Bluefin LTS (Alpha)
Achillobator giganticus
Larger, more lethal Bluefin. bluefin:lts
is built on CentOS 10.
Purpose
Bluefin LTS is a workstation designed for people who prefer Long Term Support. This species of raptor is for users who prefer a slower release cadence, about a three-to-five year lifespan on a single release. It is also for users that depend on updated user space applications via Flathub and Homebrew, but may prefer the slower enterprise cadence for their host operating system. We expect less churn and maintenance over the course of its lifecycle.

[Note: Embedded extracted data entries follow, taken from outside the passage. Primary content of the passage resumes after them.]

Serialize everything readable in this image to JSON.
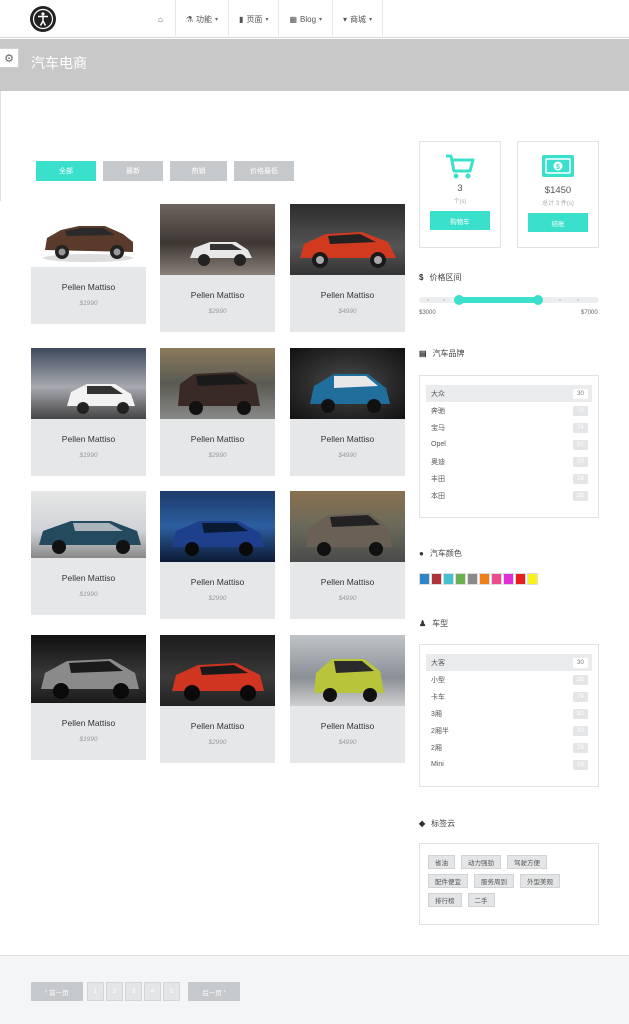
{
  "nav": {
    "items": [
      {
        "icon": "home-icon",
        "label": ""
      },
      {
        "icon": "flask-icon",
        "label": "功能"
      },
      {
        "icon": "file-icon",
        "label": "页面"
      },
      {
        "icon": "calendar-icon",
        "label": "Blog"
      },
      {
        "icon": "cart-icon",
        "label": "商城"
      }
    ]
  },
  "header": {
    "title": "汽车电商"
  },
  "filters": [
    "全部",
    "最新",
    "热销",
    "价格最低"
  ],
  "products": [
    {
      "name": "Pellen Mattiso",
      "price": "$1990"
    },
    {
      "name": "Pellen Mattiso",
      "price": "$2990"
    },
    {
      "name": "Pellen Mattiso",
      "price": "$4990"
    },
    {
      "name": "Pellen Mattiso",
      "price": "$1990"
    },
    {
      "name": "Pellen Mattiso",
      "price": "$2990"
    },
    {
      "name": "Pellen Mattiso",
      "price": "$4990"
    },
    {
      "name": "Pellen Mattiso",
      "price": "$1990"
    },
    {
      "name": "Pellen Mattiso",
      "price": "$2990"
    },
    {
      "name": "Pellen Mattiso",
      "price": "$4990"
    },
    {
      "name": "Pellen Mattiso",
      "price": "$1990"
    },
    {
      "name": "Pellen Mattiso",
      "price": "$2990"
    },
    {
      "name": "Pellen Mattiso",
      "price": "$4990"
    }
  ],
  "cart": {
    "count": "3",
    "sub": "个(s)",
    "button": "购物车"
  },
  "total": {
    "amount": "$1450",
    "sub": "总计 3 件(s)",
    "button": "结账"
  },
  "price_range": {
    "title": "价格区间",
    "min_label": "$3000",
    "max_label": "$7000",
    "low_fraction": 0.22,
    "high_fraction": 0.66
  },
  "brands": {
    "title": "汽车品牌",
    "items": [
      {
        "label": "大众",
        "count": "30"
      },
      {
        "label": "奔驰",
        "count": "70"
      },
      {
        "label": "宝马",
        "count": "74"
      },
      {
        "label": "Opel",
        "count": "82"
      },
      {
        "label": "奥迪",
        "count": "20"
      },
      {
        "label": "丰田",
        "count": "28"
      },
      {
        "label": "本田",
        "count": "28"
      }
    ]
  },
  "colors": {
    "title": "汽车颜色",
    "swatches": [
      "#2f86c6",
      "#b0323a",
      "#45c0d1",
      "#6ab04c",
      "#8a8a8a",
      "#f07f1a",
      "#ea4c8f",
      "#e12fd6",
      "#e81d1d",
      "#f7f21b"
    ]
  },
  "body_types": {
    "title": "车型",
    "items": [
      {
        "label": "大客",
        "count": "30"
      },
      {
        "label": "小型",
        "count": "28"
      },
      {
        "label": "卡车",
        "count": "74"
      },
      {
        "label": "3厢",
        "count": "82"
      },
      {
        "label": "2厢半",
        "count": "20"
      },
      {
        "label": "2厢",
        "count": "28"
      },
      {
        "label": "Mini",
        "count": "28"
      }
    ]
  },
  "tags": {
    "title": "标签云",
    "rows": [
      [
        "省油",
        "动力强劲",
        "驾驶方便"
      ],
      [
        "配件便宜",
        "服务周到",
        "外型美观"
      ],
      [
        "排行榜",
        "二手"
      ]
    ]
  },
  "pagination": {
    "prev": "前一页",
    "next": "后一页",
    "pages": [
      "1",
      "2",
      "3",
      "4",
      "5"
    ]
  }
}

This image is built differently from Bluefin and Bluefin GTS, and is documented here seperately.
"Sometimes there's that special Thinkpad, where everything is working perfectly. May this kernel and this laptop be as one, forever."
-- Tired Sysadmin
Bluefin LTS is composed of:
- Mostly the same packages of Bluefin and Bluefin GTS, but built with CentOS Stream 10 and EPEL
- The same features since they share the same source RPMs, just built on CentOS
- Seperate
lts-hwe
image with an updated Linux kernel
In the future we will investigate bringing newer versions of the GNOME desktop to Bluefin LTS as appropriate.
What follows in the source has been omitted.